Ramaphosa responded that state capture was a matter that affected every South African and that some of the things that came out of the commission, chaired by Deputy Chief Justice Raymond Zondo, surprised and shocked everybody.
"As far as I'm concerned, if the Zondo commission asks me to appear before it, I have no difficulty, I have no opposition. I will go with a great deal of pleasure if the Zondo commission says: 'President, come and appear,' because it is important that the people of South Africa get to know exactly what was happening in the state.
"To the extent that any of us has a story to tell, has something to put forward to the Zondo commission, we should never hide. We should go forward."
Ramaphosa claimed it was the ANC that asked that a commission be set up.
The commission is the result of former Public Protector Thuli Madonsela's report, State of Capture, which was released in November 2016. Madonsela's remedial actions included that former president Jacob Zuma appoint a commission into state capture, whose head had to be appointed by Chief Justice Mogoeng.

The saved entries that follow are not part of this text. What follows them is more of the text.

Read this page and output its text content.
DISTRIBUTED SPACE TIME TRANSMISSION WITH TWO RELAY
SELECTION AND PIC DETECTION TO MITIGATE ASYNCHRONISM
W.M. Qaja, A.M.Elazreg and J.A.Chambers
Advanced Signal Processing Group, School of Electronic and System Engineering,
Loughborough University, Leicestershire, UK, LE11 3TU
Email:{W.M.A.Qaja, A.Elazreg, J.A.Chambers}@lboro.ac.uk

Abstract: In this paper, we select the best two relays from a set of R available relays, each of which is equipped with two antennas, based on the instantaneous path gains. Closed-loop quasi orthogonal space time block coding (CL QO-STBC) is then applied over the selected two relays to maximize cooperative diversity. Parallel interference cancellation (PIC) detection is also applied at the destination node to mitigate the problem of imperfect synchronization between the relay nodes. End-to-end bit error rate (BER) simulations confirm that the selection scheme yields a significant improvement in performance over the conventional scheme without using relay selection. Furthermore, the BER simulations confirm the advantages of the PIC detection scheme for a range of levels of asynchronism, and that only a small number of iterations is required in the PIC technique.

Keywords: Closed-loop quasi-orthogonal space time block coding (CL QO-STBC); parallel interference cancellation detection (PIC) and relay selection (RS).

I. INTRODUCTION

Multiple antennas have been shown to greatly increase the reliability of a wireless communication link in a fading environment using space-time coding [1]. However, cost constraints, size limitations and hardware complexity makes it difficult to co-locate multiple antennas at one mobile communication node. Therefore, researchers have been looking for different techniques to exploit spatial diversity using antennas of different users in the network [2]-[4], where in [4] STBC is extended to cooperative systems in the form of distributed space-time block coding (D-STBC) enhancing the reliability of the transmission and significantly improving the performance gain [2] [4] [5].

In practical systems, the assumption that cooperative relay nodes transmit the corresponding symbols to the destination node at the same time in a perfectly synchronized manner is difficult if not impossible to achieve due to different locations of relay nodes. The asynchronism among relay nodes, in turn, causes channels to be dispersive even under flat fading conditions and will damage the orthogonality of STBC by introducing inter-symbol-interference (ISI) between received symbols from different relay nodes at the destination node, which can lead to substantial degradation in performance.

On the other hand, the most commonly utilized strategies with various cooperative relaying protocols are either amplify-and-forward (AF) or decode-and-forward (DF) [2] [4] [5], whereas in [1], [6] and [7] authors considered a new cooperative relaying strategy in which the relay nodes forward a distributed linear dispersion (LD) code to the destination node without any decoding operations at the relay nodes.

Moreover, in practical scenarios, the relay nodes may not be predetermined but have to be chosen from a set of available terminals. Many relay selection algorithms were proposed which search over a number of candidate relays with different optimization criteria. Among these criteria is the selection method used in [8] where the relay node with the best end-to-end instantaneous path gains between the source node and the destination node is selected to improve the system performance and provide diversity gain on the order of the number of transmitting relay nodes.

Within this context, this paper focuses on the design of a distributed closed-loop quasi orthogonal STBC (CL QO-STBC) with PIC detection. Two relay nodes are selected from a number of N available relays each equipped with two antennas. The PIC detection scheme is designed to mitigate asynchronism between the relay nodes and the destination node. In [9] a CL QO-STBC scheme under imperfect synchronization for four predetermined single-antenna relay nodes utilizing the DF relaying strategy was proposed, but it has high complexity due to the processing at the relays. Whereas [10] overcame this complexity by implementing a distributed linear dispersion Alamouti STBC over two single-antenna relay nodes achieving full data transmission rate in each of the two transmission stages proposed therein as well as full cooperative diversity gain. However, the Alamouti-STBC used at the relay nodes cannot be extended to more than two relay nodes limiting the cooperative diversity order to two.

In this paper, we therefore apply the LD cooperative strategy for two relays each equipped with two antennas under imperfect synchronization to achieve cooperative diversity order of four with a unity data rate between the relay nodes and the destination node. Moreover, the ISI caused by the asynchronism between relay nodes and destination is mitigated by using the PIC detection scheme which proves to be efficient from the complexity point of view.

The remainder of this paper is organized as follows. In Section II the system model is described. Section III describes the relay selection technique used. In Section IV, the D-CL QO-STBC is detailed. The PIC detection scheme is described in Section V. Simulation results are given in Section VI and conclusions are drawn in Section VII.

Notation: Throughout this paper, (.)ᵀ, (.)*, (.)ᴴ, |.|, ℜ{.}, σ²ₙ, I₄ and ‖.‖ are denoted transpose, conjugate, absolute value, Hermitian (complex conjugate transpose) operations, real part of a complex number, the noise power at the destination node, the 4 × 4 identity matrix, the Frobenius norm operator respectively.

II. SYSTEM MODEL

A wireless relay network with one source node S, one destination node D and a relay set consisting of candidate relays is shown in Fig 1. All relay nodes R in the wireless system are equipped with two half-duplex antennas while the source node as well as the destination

Zuma unsuccessfully challenged this in court, and in January this year, on the eve of a crucial meeting of the ANC's national executive committee - which was expected to discuss his recall – Zuma announced the establishment of a commission of inquiry with Zondo as its head, following Mogoeng's recommendation, saying that "the matter cannot wait any longer".
Since the commission started its work, DA chief whip John Steenhuisen has campaigned for Ramaphosa be called to appear before it.